This release includes breaking changes to how jobs and experiments are associated. Further, a lot of convenience commands have been added.
New Experiment - Slurm Job Association
Previously, each experiment was directly associated with a specific job (by default, 1:1 or 1:n if `experiments_per_job: n`). This was possible as each seml config may only contain a single slurm config. Now, the `slurm` block accepts an array of slurm configs. This change implies that at submission time, the experiment is unaware of which Slurm job may execute it. Each slurm job then greedily pulls the experiments. This allows the following configuration to better utilize larger GPUs:
yaml
slurm:
- experiments_per_job: 1
sbatch_options:
gres: gpu:1
partition: gpu_gtx1080
- experiments_per_job: 8
sbatch_options:
gres: gpu:1
partition: gpu_a100
This will now spawn two job arrays, one on the gtx1080 partition and one on the gpu_a100 partition, which both greedily pull jobs to be executed.
Breaking Changes
The document layout for an experiment in the MongoDB has been altered! Old collections will be automatically migrated to the new format but there is no going back! Make sure to call `seml --migration-backup <col>` if you want seml to first create a backup.
* The document layout for the MongoDB has been altered.
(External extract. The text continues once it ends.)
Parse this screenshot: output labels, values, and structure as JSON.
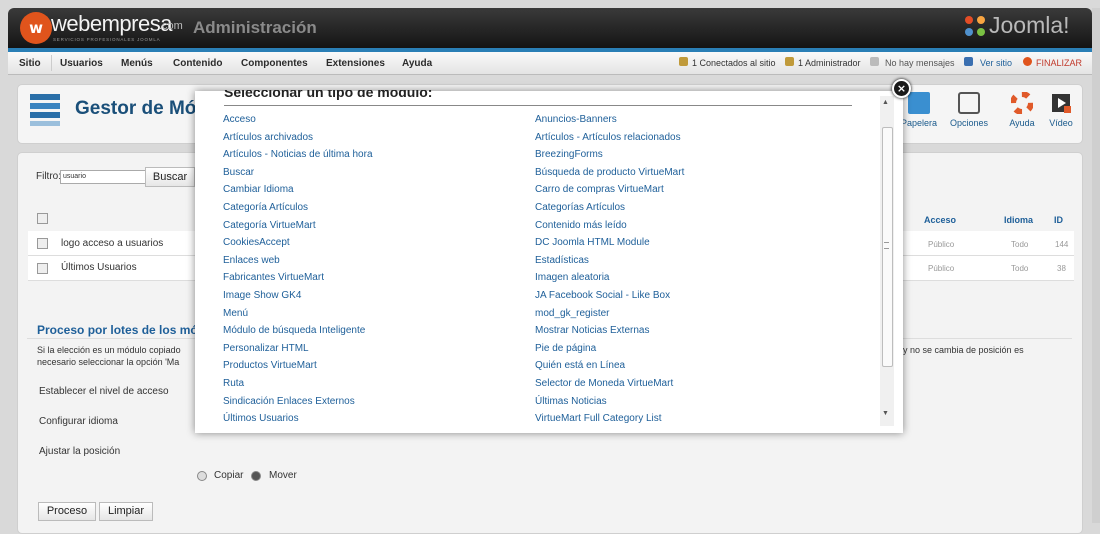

Automatic migration is added, though we urge users to be careful!
* When running with multiple experiments per job, each job now gets its own log file.
* This is likely the last release supporting Python 3.8 and Python 3.9
Features
* seml now supports multi-process jobs (and multi-node jobs) (135)
* seml now supports multiple slurm configurations (137)
* The collection cache for autocompletion is automatically refreshed when calling `add`, `delete` or `drop`.
* We now support src-layouts by converting them to a flat-layout at runtime.
* Added `seml <col> restore-sources <path>` to restore source files form the MongoDB.
* Added `seml <col> hold` and `seml <col> release` to hold and release slurm jobs.
* Added `seml <col> print-experiment` to retrieve experiment documents from the database.
* Added `seml queue` to print the collection of slurm jobs (only works for jobs submitted with this version or newer)
* For debugging, seml now supports clickable vscode links (133)
* Experiment names may now contain `/` to create log directories.
* Cancel experiments by default when deleting them.
* Seml also suggests commands that do not need a collection like `drop`, `queue` or `list` in autocompletion.
* The CLI has been organized into groups.
* Autocompletion got faster.
Development
* Updated CI to use pre-commit and `uv` instead of `pip`.
* The repo has been restructured.
Fixes
* SSH connections are now handled in a separate process that tracks its health.
* Fixed multi-user SSH port forwarding.
* When encountering non-unicode symbols in reading the file output, we replace them with the Unicode replacement character.